Coming out four years after their previous one, the band’s 2023 album, Master’s Murmur, contains no less than three interludes that make it even shorter, as if clocking even less than its meager 32 minutes. After a weird showcase of reverb-drenched piano notes, synth howls and some noisy background guitar, the title track kick things off with flute-like A-minor/F-major arpeggios, but the first stanza goes through clean guitar arpeggios heavily filtered with delay, phaser and reverb effects with background shrieking, an approach closer to 90’s post-rock akin to Laika than their usual style. Later on, some minimal, distorted power-chords are added into repeated, complex chord progressions that change during the third minute with squealing lead guitar added before background ambience fades out.

Winter Is Looking is based on mostly beatless clean piezo guitar arpeggios, acute bass leads and ever-changing riffs based on F#/B minor harmonies with extended dissonances, and only near its end some blast-beating with more distorted power-chords (and acoustic guitar picking) are added as a coda, rather than backbone. When Jackie's Lamps Have Showed is another acoustic-arpeggios cut with melodies akin to early Mütiilation and Xasthur with added choir drones, deep bass, The Ritual Is Gone is a simple juxstaposition of calm, holy-sounding synths and choirs alternated with chaotic blast-beating and atonal whammy bar abuse with a final shrilling blackgaze coda, and the remaining cuts feature more of the same darkwave/ambient formula with more sudden chord changes (especially Tremble Blue Morning).

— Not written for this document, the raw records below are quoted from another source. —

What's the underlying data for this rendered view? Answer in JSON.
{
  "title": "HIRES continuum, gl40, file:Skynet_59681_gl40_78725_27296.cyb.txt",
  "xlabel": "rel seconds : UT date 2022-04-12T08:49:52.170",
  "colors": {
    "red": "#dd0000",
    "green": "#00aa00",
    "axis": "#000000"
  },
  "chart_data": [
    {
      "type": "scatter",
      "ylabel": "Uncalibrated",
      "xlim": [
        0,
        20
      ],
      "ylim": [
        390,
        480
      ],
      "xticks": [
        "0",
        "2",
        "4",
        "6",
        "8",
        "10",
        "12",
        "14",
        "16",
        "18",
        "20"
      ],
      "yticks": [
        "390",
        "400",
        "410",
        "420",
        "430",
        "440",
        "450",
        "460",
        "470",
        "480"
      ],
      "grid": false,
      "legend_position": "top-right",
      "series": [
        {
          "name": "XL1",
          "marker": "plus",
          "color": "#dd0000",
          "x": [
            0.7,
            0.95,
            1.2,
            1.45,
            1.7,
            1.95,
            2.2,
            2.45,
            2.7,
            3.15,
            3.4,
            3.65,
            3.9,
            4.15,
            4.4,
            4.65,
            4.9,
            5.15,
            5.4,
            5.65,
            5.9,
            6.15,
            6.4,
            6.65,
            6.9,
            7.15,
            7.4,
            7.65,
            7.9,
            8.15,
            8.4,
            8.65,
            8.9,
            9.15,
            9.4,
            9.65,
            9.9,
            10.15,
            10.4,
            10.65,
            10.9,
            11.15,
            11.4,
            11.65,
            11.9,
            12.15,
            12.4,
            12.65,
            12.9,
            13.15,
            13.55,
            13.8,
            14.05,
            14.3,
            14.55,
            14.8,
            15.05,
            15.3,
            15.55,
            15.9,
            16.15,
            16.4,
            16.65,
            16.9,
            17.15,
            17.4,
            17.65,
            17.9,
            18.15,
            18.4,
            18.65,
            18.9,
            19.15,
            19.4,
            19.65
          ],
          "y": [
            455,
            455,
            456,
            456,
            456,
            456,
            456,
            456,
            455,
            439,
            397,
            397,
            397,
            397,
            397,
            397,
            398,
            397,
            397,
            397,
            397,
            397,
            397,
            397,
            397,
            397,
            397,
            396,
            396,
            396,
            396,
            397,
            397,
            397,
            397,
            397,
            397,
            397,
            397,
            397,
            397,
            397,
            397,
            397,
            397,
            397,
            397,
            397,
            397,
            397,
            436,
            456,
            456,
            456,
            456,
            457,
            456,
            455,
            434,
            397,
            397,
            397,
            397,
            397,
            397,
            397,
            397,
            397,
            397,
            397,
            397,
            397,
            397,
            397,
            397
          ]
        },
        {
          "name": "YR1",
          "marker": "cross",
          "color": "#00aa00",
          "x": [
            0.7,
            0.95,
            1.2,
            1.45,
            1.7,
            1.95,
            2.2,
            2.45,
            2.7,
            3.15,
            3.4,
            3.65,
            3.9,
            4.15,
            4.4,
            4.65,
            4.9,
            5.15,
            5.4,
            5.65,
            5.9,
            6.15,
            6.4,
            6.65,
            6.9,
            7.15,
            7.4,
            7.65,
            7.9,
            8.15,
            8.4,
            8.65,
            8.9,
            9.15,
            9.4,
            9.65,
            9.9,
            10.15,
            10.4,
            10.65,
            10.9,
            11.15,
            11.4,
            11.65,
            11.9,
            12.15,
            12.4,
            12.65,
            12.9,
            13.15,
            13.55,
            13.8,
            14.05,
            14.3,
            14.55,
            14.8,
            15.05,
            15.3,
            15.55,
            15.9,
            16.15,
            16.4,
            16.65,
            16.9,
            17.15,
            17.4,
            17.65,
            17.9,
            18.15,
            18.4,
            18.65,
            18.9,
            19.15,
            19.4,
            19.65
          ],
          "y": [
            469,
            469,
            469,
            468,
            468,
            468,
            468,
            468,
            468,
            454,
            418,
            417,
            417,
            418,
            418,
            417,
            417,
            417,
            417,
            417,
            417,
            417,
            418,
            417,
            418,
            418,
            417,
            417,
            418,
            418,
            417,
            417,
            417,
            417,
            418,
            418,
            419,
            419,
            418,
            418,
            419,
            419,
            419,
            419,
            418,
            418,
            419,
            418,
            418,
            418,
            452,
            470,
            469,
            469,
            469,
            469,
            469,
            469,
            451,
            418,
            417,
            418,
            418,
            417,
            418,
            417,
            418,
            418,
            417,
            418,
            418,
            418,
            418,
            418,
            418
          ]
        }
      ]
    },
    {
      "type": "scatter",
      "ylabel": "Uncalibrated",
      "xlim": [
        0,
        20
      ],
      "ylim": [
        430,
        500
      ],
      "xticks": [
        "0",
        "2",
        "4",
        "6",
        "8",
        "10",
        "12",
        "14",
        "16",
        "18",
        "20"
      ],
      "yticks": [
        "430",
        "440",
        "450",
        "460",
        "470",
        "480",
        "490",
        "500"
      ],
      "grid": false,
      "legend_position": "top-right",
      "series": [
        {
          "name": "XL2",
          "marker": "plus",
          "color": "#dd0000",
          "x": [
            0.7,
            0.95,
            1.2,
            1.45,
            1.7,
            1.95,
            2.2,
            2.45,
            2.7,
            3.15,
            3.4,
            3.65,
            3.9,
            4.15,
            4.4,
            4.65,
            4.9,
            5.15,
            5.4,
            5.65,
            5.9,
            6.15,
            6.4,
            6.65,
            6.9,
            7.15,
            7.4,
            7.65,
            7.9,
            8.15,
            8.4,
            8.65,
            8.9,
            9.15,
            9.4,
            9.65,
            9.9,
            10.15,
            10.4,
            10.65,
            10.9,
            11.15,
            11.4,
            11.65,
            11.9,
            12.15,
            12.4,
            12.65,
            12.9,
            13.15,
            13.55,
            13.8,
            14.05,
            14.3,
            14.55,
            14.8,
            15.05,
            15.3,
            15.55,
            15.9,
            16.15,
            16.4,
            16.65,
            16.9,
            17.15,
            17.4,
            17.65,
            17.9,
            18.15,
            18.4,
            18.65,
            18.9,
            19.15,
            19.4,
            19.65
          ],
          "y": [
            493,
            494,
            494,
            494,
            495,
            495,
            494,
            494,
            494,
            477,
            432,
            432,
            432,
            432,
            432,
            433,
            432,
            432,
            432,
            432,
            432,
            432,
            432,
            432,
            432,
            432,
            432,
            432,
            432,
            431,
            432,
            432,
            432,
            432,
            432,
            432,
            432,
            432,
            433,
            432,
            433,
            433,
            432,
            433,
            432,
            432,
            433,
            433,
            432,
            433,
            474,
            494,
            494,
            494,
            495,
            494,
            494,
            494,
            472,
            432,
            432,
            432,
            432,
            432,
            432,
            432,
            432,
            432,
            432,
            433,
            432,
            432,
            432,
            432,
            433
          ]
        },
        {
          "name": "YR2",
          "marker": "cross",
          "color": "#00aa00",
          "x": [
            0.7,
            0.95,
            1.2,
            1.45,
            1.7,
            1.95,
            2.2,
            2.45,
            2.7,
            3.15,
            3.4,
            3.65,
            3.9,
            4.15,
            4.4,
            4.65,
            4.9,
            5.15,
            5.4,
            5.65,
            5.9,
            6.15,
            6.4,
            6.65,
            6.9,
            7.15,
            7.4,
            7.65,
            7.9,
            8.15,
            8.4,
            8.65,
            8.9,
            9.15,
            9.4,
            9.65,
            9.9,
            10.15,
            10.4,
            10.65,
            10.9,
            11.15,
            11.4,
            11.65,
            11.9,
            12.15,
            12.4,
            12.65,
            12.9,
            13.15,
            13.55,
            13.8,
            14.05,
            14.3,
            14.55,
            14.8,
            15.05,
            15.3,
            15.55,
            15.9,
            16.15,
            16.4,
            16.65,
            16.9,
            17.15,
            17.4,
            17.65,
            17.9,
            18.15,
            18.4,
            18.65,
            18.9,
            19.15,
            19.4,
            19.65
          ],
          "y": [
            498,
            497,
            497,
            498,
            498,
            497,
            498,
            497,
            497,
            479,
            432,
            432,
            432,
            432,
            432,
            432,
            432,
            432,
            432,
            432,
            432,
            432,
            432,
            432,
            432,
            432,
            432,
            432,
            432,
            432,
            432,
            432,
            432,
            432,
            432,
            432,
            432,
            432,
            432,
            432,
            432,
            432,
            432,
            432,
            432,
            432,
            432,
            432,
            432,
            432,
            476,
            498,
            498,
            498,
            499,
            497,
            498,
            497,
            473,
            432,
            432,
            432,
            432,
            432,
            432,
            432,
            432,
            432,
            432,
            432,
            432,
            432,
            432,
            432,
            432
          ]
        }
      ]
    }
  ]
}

Like Deafheaven’s latest release, there’s very little metal here. There’s plenty of effects, digital production and fixation on cleaner post-rock (but also virtually no clean vocals). There are plenty of quieter dynamics and a more skeletal, more sparse sound mass. It feels like an experimentation without being experimental per se. For Yellow Eyes, such an attempt doesn’t damage their reputation, since they have no legacy to defend. Yes, I like it without jumping for joy for it. But at the same time, I’m not baffled by it, as if I somehow predicted Will Skarstad & co. would have tread this route, it was only a matter of when. Who knows what they may do next.